- 11/02/2011
- Posted by: Joyce Watson MS
- Category: Feature
In a lively Assembly debate on Tuesday, Joyce challenged Tory AMs to name one member of the public they’d met who thought that the answer to crime was Police Commissioners.
Assembly Members were voting on provisions relating to the Police Reform and Social Responsibility Bill, which includes the introduction of elected police commissioners.
AMs took the unprecedented decision not to approve the Legislative Consent Motion in relation to the Bill, voting to refuse their consent, the first time such a move has happened on Westminster legislation.
Speaking later Joyce Watson AM, Mid and West Wales, said:
“This Police Commissioners plan is just a Tory waste of money.
“Official estimates show that the elections of Commissioners, which will be held every four years, will probably cost the tax payer an additional £50m.
“Now we have made the Assembly’s views clear, I would urge the Home Office to consider delaying implementation of the Bill in Wales until the effectiveness of the Commissioner model can be tested and properly evaluated following implementation in England.
“If the Tory-led Government wants a visible police presence in our communities they would do better to call an elected representative on the Police Authority a Commissioner, and spend the savings on extra police for our streets.
“Apart from being a waste of money, the government’s plans risk politicising the police – we know from reading British Crime surveys that there is a gap between ‘real’ and ‘perceived’ crime.
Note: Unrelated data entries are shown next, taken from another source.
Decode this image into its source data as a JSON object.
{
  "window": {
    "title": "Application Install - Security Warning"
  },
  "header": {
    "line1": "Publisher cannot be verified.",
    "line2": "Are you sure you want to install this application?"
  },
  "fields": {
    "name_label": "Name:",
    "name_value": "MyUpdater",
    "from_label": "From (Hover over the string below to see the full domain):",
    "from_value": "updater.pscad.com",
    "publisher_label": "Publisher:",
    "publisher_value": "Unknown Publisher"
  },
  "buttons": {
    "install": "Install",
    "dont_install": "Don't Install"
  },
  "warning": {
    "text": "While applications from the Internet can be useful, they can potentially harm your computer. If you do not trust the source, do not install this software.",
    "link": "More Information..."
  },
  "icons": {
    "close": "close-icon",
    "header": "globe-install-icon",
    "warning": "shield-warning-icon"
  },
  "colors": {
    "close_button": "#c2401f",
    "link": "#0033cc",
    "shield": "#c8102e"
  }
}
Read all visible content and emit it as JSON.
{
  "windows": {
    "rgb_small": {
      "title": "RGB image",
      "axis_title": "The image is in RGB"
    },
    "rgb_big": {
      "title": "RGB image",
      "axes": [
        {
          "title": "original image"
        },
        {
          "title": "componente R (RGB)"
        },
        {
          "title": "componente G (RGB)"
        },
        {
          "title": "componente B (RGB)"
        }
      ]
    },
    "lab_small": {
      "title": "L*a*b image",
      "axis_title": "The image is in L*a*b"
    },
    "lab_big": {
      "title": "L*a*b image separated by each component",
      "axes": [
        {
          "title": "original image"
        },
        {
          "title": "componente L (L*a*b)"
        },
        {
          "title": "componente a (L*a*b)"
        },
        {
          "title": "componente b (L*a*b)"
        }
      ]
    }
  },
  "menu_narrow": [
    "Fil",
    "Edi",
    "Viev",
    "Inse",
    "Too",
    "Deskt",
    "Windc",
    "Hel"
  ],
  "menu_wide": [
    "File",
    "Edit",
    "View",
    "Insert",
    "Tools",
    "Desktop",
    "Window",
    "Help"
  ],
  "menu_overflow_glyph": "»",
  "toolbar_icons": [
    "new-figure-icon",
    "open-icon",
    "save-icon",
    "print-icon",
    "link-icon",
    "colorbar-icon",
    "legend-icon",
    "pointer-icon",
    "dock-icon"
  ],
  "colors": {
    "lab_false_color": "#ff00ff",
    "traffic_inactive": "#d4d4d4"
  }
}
And the concern has to be that Commissioners will be under significant pressure to target resources towards allaying fears at the expense of effectively policing real crime.”
The UK government wants to bring in elected police commissioners in England and Wales, but it needs the assembly’s permission to introduce police and crime panels to scrutinise the commissioners in Wales. The panels would affect local government, which is devolved.